Steelers WR corps more like 'New Money' now

By Gerry Dulac / Pittsburgh Post-Gazette

There might have been something to this "Young Money" stuff after all. Even if it was misguided.

Mike Wallace, Antonio Brown and Emmanuel Sanders bestowed the nickname on themselves when they arrived a year apart as the new receiving corps for the Steelers.

They were young, fast and talented, and the moniker was meant to suggest the trio would be money in the bank for the Steelers offense. And, at various points, it was that and more.

But it also ended up being a precursor to the wealth each has received at a tender stage in their NFL development.

Brown, a sixth-round pick in 2010, was the first to reap the financial reward, signing a six-year, $42.5 million contract last year at the beginning of training camp when Wallace was a holdout.

Wallace, who wanted more than that from the Steelers, left as an unrestricted free agent after last season to sign a five-year, $60 million contract with the Miami Dolphins.

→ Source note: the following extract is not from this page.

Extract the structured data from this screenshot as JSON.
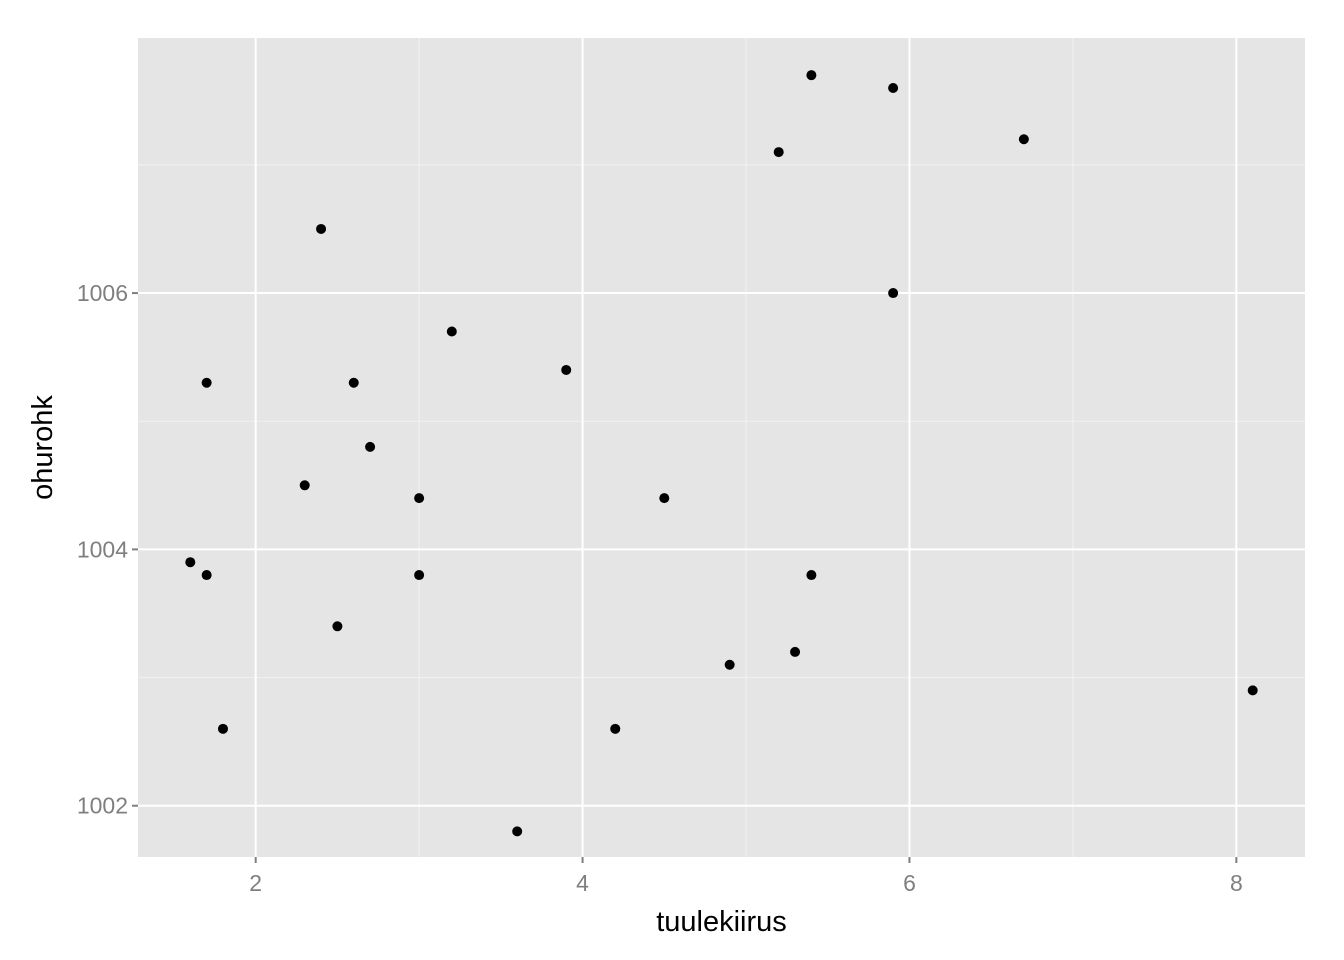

And Sanders, a third-round choice in 2010, received a one-year, $2.5 million contract from the Steelers when they decided to match the offer sheet he received from the New England Patriots.

That's $105 million in wealth for three players who have a combined 10 years experience in the NFL - or one fewer than Plaxico Burress.

But all that money did not reflect the impact - or lack thereof - the young receivers had last season with the Steelers. It was certainly not commensurate with the production each displayed in 2012. Young money provided a bad return, and it created an unsettling atmosphere among the offense.

Even Brown, who has been elevated to No. 1 receiver with the loss of Wallace, conceded the unit underperformed last season.

"Definitely," he said. "We definitely came up short. But we're going to leave last year behind. This year is a new slate. Everyone's got a fresh start. Nobody really remembers last year. It's all out of our minds."

Granted, the trio of Wallace, Brown and Sanders combined for 174 catches, 14 touchdowns and a per-catch average of 12.9 yards last season. But each distinguished themselves more for the mistakes they made and the catches they didn't make.

Wallace looked more like a possession receiver for much of the early part of the season and had big drops, including a potential game-changer in a devastating Week 14 loss to the San Diego Chargers.

Brown finished with five touchdowns after missing three games with an ankle injury, but his season will be remembered for mental gaffes and costly fumbles, including the one in Week 15 in Dallas.

And Sanders will be remembered for the two inexplicable fumbles at midfield on plays that proved to be significant.

"We have to show up and get better," Brown said. "This is where the building process starts. We have to preach to them, not let them forget we were 8-8."

Coach Mike Tomlin is trying to change some of what happened with his receivers with the hiring of Richard Mann as position coach, replacing Scottie Montgomerie.

Tomlin has a history of hiring younger coaches to his staff but made an exception with Mann, 65, because of his demanding, no-nonsense approach. Tomlin was on the same coaching staff with Mann, an Aliquippa native, when he was a secondary coach with the Tampa Bay Buccaneers.

"It wasn't an unknown for me," Tomlin said. "His expertise is obvious. He builds great rapport with men. He's a great teacher. He's a team player. All those things were turn-ons to me."

Still, the Steelers have to move on without Wallace, their big-play threat who had 235 catches, 32 touchdowns and averaged 17.2 yards per catch in four seasons with them. His departure will have the most significant impact on Sanders, who now becomes a starter.

The Steelers had hoped to talk to Sanders about a long-term contract extension after matching the Patriots' offer. But they believe he wants to test the free-agent market at the end of the season.

"It felt good to be wanted," Sanders said. "When the offer came, I had to make a decision. As much as I love Pittsburgh, I had to do what's best for my family and for me. And I felt like since they're offering, I might as well take a shot. I felt it was a great opportunity for me.

"I was happy Pittsburgh matched the offer because they're the team that drafted me and gave me an opportunity in this league. So I was thankful for it. I'm happy to be here."

The Steelers are hoping rookie Markus Wheaton, a third-round choice from Oregon State, can help replace Wallace. He has the same type of deep speed as Wallace - Wheaton was clocked at 4.3 in the 40-yard dash at the NFL combine - and has the same body type (5-11, 182) as Brown and Sanders.

"He's a speedster and he loves to play football," Sanders said. "Anytime you get a guy like that in the room, I always welcome him."